Throughout the late 18th century and into the early 19th century, No.11 was home to a number of notable residents, including Dr. Mapleton, who was a friend of the Austen family, and it is recorded that Jane Austen, along with her mother and sister Cassandra, visited the doctor and his family at No.11 several times during the early 1800s.

By the 1850s No.11 The Circus was transformed from a private home into school rooms and offices for the prestigious Somersetshire College. It continued to be used by Somersetshire College for many years with boys being sent to the school from all over the country.

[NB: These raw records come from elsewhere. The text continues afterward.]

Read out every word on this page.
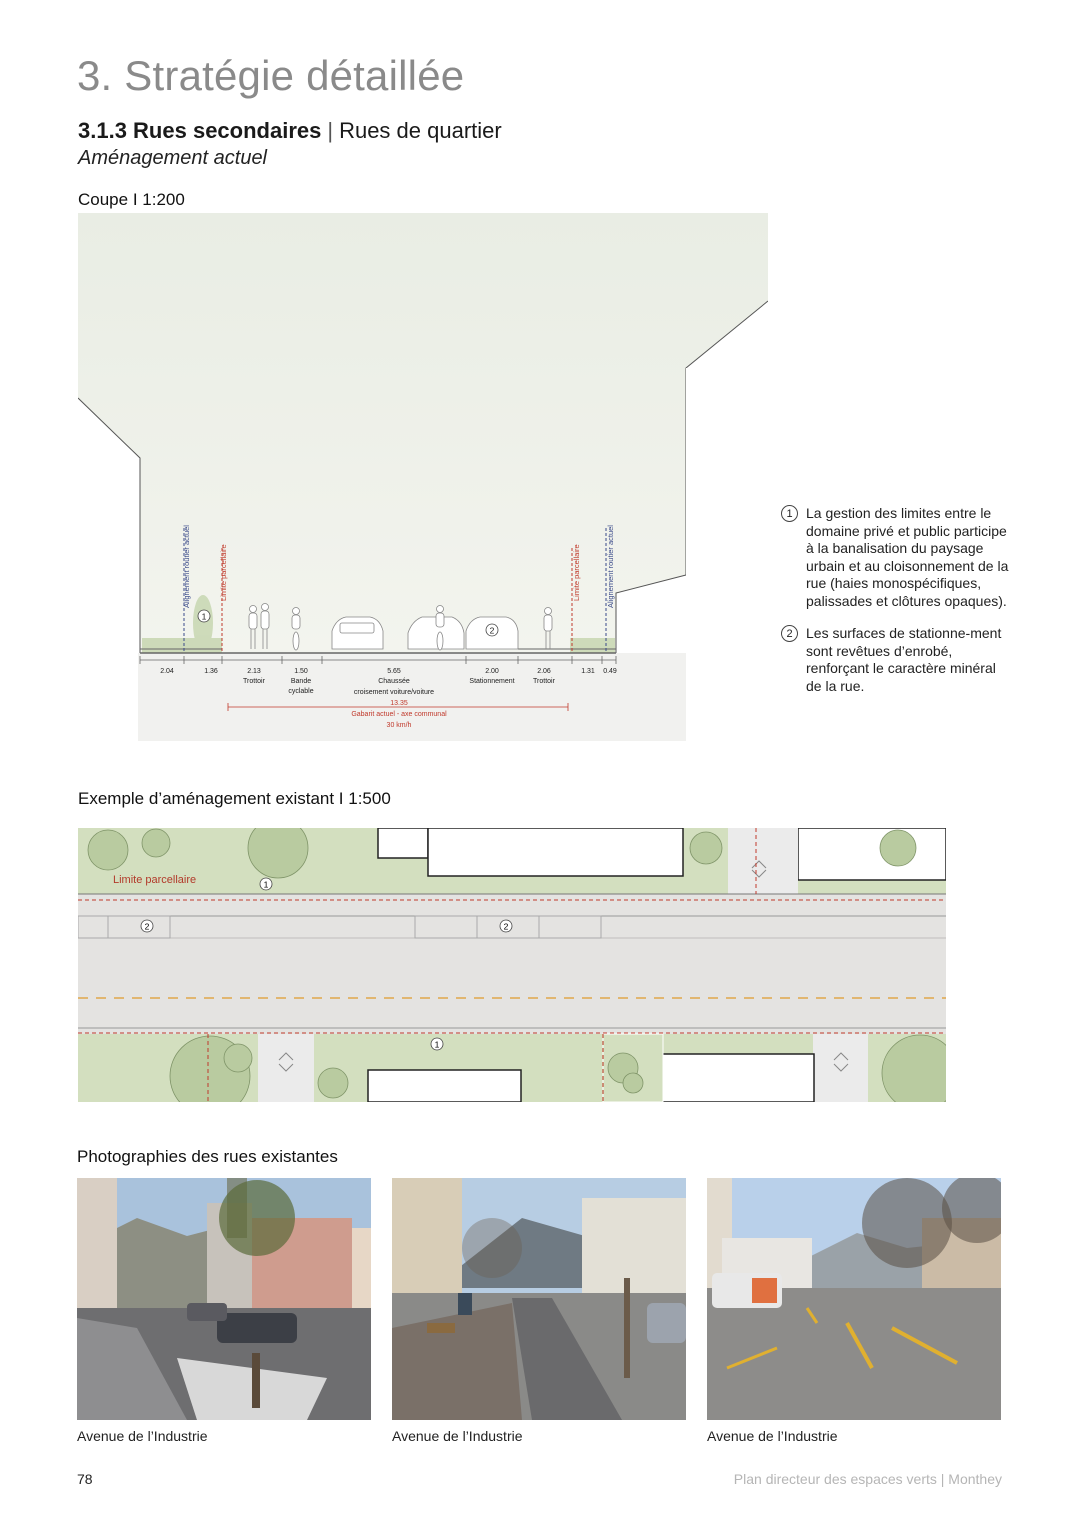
3. Stratégie détaillée
3.1.3 Rues secondaires | Rues de quartier
Aménagement actuel
Coupe I 1:200
Alignement routier actuel	Limite parcellaire	Limite parcellaire	Alignement routier actuel
1
2
2.04	1.36	2.13
Trottoir
1.50
Bande
cyclable
5.65
Chaussée
croisement voiture/voiture
2.00
Stationnement
2.06
Trottoir
1.31 0.49
13.35
Gabarit actuel - axe communal
30 km/h
1 La gestion des limites entre le domaine privé et public participe à la banalisation du paysage urbain et au cloisonnement de la rue (haies monospécifiques, palissades et clôtures opaques).
2 Les surfaces de stationne-ment sont revêtues d’enrobé, renforçant le caractère minéral de la rue.
Exemple d’aménagement existant I 1:500
Limite parcellaire	1
2	2
1
Photographies des rues existantes
Avenue de l’Industrie	Avenue de l’Industrie	Avenue de l’Industrie
78	Plan directeur des espaces verts | Monthey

However, in 1866 it welcomed a now famous name as one of its tutors, the scientist and inventor, Alexander Graham Bell, who later invented the telephone.

Alexander Graham Bell
Alexander Graham Bell

At the time he arrived as Somersetshire College he was only 19 and while teaching he continued his experiments and work on telephony and communications. It is believed Bell actually sent his first telegraph message while living in Bath. However, he only remained at Somersetshire College for one year and within a few years had moved to Canada with his family.

No.11 continued to be the home of Somersetshire College until the 1880s, but then converted into the home and surgery of Dr. Hugh Lane. The 1891 census reveals Dr Lane with his wife Frances and their three children and four live-in servants. But, along with the family, a boarder was recorded in the house, 49 year old Fanny from Russia, who was recorded in the census as a ‘lunatic’.